Taking the United States as a reference, the second largest market in terms of e-commerce sales volume after China and where statistics are more reliable because they are official, generated by the Department of Commerce, we can highlight two elements of the latest data.
The first is that for the first time in many years, in the second and third quarters of the year, total retail sales grew at a faster rate than eCommerce sales, which is to be expected with the reduced restrictions on mobility that occurred in that period.
The second noteworthy element is that while digital channel sales growth has slowed, they continue to increase compared to the record levels seen in 2020 with the significant impetus from the pandemic.
To comment on some figure, from growing 39% in Q1 2021 compared to the same quarter in 2020, prior to the restrictions due to Covid in the US, the latest data for Q3 2021 shows a 7% increase over a year ago.
That’s right, with more perspective, in the third quarter of 2021 eCommerce sales in the U.S. were 41% higher than two years ago, pre-pandemic, when in the same period retail sales through traditional channels were up just under half.
With the latest figures, in July-September 2021, sales through digital channels in the U.S. accounted for 12.5% of retail sales, when 5 years ago, in Q3 2016, they were 7.7%.
According to Adobe Analytics, overall e-commerce spending on both Black Friday and Cyber Monday is down slightly from the previous year. U.S. shoppers spent $10.7 billion on Cyber Monday, down 1.4% from last year, and $8.9 billion on Black Friday, a decline of 1.3% year-over-year.
This slight reduction in the U.S. market contrasts with what happened at Amazon. Some of the figures released by the company for Black Friday show an increase of 4.4% over a year ago in units sold and 10.7% in revenue. Amazon’s Cyber Monday sales grew 7.5% in the number of orders, registering 81.3 million units sold, an average of 56,000 orders per minute.
Part of Amazon’s growth may be due to its lower prices in relative terms, which on average are estimated to be 15% cheaper than its competitors in the main categories.
If we go to China, Alibaba reported another year of record sales figures on Single Day, the world’s largest annual shopping event. The company stated that during the first 11 days of November, thus including Single Day, sales reached an equivalent of $85 million, up 8.5% compared to the same period in 2020.
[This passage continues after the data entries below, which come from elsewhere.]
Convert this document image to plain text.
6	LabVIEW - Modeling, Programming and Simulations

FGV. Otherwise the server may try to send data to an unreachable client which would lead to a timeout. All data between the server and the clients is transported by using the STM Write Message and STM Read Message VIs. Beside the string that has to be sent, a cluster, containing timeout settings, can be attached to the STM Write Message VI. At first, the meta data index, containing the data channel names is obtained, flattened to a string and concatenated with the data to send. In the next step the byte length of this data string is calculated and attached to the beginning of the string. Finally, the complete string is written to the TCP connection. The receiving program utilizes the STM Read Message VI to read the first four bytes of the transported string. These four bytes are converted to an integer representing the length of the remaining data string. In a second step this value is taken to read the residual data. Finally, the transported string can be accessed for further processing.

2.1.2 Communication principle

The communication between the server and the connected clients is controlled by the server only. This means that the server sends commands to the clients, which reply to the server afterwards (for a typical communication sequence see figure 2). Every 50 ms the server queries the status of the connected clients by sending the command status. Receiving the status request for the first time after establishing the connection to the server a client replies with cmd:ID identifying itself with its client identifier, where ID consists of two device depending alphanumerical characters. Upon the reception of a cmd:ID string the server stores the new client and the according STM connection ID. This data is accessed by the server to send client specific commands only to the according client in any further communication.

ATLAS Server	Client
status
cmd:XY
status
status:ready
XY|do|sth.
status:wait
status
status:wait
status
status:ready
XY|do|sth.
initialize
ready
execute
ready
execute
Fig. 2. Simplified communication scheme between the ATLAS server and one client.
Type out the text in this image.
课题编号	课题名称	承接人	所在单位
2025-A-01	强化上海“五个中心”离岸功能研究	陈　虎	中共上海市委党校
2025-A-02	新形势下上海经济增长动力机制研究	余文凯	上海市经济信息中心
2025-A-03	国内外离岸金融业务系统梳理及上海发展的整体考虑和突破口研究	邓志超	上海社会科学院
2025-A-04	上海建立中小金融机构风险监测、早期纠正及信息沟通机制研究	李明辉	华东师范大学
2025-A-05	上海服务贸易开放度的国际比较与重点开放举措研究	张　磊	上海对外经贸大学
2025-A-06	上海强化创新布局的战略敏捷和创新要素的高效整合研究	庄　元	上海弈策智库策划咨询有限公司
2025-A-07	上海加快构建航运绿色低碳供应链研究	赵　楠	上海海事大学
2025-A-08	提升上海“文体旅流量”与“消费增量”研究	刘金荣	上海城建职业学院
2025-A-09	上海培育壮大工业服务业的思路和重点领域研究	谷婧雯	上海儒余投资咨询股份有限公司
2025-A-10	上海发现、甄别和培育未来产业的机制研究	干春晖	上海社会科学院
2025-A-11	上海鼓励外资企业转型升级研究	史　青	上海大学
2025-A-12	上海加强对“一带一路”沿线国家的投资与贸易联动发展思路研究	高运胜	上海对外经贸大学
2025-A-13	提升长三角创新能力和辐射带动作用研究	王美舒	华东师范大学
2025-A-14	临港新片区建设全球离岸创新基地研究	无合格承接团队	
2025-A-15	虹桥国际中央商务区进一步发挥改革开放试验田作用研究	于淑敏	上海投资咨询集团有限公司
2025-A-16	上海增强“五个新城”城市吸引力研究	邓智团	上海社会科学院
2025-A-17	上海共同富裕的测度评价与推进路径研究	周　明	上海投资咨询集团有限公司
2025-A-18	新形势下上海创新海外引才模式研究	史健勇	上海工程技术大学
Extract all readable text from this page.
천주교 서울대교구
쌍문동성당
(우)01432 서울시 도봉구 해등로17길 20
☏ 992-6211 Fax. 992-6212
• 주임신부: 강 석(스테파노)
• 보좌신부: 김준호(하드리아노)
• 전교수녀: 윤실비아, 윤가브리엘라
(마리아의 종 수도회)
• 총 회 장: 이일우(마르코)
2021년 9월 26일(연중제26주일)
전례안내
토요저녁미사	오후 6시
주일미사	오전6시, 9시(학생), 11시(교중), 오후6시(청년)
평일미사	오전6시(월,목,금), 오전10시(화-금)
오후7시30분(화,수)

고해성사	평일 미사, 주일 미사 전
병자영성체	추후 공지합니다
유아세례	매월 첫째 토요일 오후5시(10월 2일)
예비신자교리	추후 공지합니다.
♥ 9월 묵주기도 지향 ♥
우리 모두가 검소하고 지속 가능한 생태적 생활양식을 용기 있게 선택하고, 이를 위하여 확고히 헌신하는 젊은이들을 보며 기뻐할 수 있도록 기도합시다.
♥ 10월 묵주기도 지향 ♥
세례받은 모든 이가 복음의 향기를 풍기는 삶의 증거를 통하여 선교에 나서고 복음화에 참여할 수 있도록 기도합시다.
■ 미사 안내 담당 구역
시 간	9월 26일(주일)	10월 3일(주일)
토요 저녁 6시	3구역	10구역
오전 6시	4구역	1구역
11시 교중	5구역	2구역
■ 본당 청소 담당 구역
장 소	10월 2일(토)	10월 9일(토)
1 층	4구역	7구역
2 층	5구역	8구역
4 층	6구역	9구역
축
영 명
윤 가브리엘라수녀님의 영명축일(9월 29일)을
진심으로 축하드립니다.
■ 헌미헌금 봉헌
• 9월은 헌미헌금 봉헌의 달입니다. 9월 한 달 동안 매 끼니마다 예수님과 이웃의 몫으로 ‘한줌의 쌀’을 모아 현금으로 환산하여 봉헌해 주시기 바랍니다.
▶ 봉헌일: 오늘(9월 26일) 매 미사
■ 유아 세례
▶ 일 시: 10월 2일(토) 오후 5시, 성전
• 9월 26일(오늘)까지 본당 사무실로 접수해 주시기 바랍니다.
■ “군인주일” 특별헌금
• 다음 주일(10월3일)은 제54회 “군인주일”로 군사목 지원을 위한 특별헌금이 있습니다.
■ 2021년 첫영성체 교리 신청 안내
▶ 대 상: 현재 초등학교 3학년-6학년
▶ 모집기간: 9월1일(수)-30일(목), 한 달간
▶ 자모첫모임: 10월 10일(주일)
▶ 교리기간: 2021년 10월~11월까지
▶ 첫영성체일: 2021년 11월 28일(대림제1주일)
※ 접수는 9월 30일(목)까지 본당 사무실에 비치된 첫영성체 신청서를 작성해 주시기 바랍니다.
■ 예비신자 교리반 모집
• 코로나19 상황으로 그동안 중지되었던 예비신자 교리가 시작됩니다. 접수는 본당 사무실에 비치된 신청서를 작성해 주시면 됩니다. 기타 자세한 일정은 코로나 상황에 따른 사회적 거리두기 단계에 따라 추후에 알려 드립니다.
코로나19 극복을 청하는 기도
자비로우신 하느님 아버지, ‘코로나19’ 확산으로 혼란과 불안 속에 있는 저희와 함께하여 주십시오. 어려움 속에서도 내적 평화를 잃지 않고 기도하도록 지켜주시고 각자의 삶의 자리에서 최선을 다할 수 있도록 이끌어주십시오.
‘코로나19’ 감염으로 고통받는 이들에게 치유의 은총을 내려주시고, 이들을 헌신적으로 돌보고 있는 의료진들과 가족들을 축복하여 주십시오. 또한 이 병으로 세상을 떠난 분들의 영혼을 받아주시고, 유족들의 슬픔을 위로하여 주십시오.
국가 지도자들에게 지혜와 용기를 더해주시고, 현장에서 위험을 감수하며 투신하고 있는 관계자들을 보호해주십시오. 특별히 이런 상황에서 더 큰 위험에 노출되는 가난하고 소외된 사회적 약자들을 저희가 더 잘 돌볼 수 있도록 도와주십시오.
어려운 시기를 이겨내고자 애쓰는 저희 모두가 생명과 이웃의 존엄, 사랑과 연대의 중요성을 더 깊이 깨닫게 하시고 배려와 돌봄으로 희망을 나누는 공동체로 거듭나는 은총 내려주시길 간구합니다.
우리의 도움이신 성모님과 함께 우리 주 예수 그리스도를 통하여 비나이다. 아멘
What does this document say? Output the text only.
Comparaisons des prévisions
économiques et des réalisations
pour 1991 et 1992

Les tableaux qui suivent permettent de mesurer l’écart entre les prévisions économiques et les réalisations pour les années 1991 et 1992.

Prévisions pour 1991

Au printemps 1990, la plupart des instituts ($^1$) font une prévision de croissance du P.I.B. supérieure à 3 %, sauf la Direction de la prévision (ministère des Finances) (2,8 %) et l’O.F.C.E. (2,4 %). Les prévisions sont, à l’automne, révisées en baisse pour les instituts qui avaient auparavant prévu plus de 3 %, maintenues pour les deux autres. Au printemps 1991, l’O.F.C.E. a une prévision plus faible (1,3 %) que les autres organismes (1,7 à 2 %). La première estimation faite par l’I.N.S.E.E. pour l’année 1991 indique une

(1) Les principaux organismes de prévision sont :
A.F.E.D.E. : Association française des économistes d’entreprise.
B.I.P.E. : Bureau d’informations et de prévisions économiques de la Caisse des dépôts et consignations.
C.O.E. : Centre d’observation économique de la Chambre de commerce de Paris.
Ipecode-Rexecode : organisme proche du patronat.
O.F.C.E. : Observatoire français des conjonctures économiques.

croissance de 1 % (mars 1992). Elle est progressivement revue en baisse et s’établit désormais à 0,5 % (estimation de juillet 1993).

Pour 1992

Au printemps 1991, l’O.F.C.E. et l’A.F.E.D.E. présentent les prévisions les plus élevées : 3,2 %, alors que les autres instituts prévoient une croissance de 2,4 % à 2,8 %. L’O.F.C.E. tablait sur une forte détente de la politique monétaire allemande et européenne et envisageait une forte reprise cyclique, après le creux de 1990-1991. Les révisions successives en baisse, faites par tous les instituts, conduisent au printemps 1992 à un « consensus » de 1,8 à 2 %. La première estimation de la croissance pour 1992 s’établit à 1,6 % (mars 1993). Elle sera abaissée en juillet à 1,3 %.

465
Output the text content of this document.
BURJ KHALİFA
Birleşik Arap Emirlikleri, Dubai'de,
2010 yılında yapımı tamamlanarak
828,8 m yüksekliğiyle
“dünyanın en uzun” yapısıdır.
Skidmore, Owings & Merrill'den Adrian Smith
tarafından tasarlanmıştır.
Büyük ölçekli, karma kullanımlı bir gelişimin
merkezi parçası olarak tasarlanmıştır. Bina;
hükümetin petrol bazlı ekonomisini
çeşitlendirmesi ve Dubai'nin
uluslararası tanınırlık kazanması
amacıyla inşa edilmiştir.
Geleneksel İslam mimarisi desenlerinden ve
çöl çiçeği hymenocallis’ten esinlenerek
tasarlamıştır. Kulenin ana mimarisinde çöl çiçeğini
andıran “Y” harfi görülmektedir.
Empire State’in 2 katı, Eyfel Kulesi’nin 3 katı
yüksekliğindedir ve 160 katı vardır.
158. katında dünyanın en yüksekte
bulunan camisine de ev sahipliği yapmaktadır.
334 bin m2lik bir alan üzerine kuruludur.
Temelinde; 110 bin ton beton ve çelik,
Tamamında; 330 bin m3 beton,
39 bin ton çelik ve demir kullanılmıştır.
However, this figure shows a significant slowdown compared to last year, due to the weakness of China’s economy and the increased controls that the country has imposed on the technology industry.
Despite the slowdown in the markets and although data from the last few months is lacking, everything points to 2021 marking a new record for ecommerce sales in the main markets, despite the return to greater mobility.